La publicación consta de 140 páginas en las que se analiza pormenorizadamente el sector cooperativo vitivinícola de Castilla-La Mancha desde distintos parámetros: la cadena de valor, superficie y explotaciones vitícolas, materia prima, producción de vinos y transformados de uva, existencias de campaña, comercialización y mercados, consumo de vino, precios, dimensión de las bodegas en Castilla-La Mancha, análisis económico y financiero y el estado sobre el valor añadido en bodegas cooperativas.
En la presentación se han ofrecido valiosos datos sobre el sector: Castilla-La Mancha concentra el 46% de la superficie del viñedo español, el 14% del europeo y el 6% del mundial; las bodegas cooperativas de Castilla-La Mancha concentran en 2013 el 67,5% de la superficie de viñedo cultivada en la región, el 31% de la española, el 9,2% de la UE y 4,1% de la mundial.
Prácticamente el 32% de la uva para vinificación de España entra en bodegas cooperativas de Castilla-La Mancha, generando el 75,4% de la producción vitivinícola de la región (el 76% del mosto y el 73% de vinos), produciendo y comercializando el 33% del vino español, el 9,3% de la producción de vinos de la UE y el 5,25% de los vinos del mundo.
Se ha detectado un incremento notable de las ventas dentro del territorio intracomunitario, ya que casi el 82% de lo que se exporta va a la UE. En cuanto al consumo, el estudio determina que «aún hay mucho camino por recorrer en la cultura del vino, especialmente en la sensibilización y la animación al consumo». En este sentido Castilla-La Mancha se encuentra a la cola de las Comunidades Autónomas consumidoras de vino, con un consumo de 6,11 litros per cápita y un gasto de 10,66 euros per cápita en el año 2011.

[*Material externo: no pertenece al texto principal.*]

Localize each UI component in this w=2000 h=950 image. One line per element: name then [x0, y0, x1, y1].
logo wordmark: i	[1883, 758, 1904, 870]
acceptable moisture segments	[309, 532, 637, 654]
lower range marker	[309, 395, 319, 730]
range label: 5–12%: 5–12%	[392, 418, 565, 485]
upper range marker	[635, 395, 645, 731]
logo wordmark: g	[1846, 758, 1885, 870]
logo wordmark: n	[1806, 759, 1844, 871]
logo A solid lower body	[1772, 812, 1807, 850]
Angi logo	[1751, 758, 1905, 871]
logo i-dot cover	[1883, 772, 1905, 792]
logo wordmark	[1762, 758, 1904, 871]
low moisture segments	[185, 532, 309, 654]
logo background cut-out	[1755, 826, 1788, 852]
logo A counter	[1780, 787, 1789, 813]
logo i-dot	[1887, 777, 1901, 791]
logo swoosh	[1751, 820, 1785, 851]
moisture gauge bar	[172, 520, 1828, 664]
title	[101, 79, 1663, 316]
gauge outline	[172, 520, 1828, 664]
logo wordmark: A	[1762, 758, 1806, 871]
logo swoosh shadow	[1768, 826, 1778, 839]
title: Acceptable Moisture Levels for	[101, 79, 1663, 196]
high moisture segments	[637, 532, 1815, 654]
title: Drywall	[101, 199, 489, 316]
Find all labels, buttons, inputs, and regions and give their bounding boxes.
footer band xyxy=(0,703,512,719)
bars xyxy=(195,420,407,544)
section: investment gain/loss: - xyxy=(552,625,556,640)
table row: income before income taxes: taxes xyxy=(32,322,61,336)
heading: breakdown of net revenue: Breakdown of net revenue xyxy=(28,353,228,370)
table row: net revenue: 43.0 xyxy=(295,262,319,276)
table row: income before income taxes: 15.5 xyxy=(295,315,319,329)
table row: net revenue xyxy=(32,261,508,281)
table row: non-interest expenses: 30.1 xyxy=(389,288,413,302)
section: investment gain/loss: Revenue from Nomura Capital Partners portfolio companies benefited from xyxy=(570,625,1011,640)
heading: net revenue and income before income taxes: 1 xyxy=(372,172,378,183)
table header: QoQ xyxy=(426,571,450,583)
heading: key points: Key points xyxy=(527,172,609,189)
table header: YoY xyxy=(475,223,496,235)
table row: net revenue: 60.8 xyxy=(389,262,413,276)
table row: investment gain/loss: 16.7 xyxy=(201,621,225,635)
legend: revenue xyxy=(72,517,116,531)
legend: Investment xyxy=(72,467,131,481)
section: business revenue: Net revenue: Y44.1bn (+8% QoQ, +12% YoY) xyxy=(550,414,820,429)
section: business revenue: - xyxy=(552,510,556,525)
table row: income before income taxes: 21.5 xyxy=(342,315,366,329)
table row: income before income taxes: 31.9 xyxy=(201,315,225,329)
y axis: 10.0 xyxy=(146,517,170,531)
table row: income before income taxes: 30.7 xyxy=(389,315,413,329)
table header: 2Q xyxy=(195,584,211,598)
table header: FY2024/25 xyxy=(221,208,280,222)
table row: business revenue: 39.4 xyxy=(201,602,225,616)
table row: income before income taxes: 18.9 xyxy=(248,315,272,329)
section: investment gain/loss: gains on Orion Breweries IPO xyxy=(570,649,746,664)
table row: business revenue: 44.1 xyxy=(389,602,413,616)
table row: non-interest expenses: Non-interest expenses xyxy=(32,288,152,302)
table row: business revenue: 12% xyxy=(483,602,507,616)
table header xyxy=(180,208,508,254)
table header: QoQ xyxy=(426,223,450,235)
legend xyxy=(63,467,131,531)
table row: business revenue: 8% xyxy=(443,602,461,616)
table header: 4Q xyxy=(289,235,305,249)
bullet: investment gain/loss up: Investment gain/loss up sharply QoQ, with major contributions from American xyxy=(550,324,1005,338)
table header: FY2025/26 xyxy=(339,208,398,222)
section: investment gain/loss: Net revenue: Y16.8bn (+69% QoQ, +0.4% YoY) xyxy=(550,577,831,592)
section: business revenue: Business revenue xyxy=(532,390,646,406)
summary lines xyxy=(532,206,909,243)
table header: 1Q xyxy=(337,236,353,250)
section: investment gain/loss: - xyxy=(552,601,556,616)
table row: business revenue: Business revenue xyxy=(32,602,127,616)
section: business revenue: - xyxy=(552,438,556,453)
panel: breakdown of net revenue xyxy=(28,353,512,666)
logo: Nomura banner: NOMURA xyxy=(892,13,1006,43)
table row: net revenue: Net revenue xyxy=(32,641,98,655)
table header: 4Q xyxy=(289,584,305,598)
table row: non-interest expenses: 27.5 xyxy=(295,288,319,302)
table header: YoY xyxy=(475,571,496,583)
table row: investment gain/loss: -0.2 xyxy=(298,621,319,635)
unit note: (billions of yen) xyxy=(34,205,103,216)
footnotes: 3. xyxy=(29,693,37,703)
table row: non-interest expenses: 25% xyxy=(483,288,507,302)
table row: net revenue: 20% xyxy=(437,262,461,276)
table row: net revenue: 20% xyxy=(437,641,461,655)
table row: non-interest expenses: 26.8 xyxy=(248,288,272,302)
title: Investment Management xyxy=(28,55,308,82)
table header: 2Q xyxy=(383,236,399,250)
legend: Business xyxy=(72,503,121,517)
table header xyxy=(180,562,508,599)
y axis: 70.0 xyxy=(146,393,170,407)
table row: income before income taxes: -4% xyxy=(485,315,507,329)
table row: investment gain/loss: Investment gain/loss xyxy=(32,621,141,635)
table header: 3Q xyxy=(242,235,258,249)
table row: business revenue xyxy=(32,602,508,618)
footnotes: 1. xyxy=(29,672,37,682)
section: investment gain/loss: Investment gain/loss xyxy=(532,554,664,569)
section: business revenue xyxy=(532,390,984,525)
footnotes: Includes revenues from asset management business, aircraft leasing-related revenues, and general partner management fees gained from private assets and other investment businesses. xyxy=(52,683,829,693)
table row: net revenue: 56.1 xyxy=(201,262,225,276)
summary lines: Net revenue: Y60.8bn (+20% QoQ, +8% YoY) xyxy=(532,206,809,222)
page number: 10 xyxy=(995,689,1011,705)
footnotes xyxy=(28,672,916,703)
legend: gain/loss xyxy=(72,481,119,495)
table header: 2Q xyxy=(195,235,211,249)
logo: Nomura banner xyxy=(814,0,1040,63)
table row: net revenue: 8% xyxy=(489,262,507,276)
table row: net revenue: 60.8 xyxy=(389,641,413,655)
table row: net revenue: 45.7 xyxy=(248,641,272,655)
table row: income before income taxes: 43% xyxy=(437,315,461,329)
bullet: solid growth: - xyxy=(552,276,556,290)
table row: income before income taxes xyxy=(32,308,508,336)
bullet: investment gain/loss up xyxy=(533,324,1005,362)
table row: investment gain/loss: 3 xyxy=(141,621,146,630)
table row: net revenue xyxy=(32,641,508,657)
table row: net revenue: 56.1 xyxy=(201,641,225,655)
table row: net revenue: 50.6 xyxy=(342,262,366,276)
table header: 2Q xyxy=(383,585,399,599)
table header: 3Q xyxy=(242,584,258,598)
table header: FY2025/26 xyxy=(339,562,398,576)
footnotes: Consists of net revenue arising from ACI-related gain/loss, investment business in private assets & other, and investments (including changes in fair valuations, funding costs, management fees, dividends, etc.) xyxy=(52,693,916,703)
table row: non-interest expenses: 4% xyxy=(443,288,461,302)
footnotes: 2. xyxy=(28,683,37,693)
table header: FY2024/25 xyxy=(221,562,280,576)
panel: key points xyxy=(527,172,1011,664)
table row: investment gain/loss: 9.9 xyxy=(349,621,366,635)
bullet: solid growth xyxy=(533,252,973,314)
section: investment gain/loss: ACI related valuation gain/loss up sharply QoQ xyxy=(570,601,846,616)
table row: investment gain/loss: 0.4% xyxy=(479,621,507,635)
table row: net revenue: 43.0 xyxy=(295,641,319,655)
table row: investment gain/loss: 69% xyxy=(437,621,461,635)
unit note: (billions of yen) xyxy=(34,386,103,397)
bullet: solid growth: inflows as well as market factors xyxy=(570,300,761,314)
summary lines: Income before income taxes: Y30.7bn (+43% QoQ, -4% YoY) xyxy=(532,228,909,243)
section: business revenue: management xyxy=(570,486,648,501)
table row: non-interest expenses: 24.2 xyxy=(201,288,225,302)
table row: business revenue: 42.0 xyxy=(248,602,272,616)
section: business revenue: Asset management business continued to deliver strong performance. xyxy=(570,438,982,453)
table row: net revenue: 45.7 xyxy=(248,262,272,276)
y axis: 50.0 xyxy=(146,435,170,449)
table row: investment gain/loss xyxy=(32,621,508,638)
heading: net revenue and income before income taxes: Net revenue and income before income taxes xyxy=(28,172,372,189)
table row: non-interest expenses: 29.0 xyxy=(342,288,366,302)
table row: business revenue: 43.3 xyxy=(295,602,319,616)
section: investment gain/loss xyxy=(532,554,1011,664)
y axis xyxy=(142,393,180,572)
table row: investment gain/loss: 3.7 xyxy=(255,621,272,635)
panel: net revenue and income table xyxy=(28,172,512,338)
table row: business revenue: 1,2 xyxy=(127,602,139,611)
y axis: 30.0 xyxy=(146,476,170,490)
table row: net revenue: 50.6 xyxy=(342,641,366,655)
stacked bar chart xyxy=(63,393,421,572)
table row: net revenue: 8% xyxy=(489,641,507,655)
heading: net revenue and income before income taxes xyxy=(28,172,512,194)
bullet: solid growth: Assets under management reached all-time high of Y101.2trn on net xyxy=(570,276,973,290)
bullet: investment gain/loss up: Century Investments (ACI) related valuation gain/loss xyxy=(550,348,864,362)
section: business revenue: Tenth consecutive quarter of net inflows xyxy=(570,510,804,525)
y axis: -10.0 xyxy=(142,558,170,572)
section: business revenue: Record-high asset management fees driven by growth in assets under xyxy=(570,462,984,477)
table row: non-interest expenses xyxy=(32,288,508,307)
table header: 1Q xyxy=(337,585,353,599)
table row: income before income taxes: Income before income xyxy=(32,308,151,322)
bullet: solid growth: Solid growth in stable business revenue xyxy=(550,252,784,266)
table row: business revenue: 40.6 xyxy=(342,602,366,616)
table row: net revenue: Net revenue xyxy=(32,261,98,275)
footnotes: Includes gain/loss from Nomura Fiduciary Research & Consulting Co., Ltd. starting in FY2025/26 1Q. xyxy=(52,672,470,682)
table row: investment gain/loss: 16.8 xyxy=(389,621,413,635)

Respecto a los precios, el incremento de valor en el producto comercializado hacia vinos embotellados y especializados, como pueden ser los espumosos, generan un incremento exponencial en el precio final del precio por producto. Y si se atiende a la dimensión de las bodegas en Castilla-La Mancha, las 10 primeras bodegas cooperativas en facturación de la región, en el año 2012, concentran el 17,2% del valor comercializado.
Finalmente, atendiendo a las cifras económicas, entre 2007 y 2011 el sector cooperativo ha pasado de una situación crítica a 2007 a una situación de estabilidad financiera en 2011. La solvencia a corto plazo está garantizada, ha mejorado la calidad de la deuda, derivada por la bajada de la financiación y la reducción de los tipos de interés.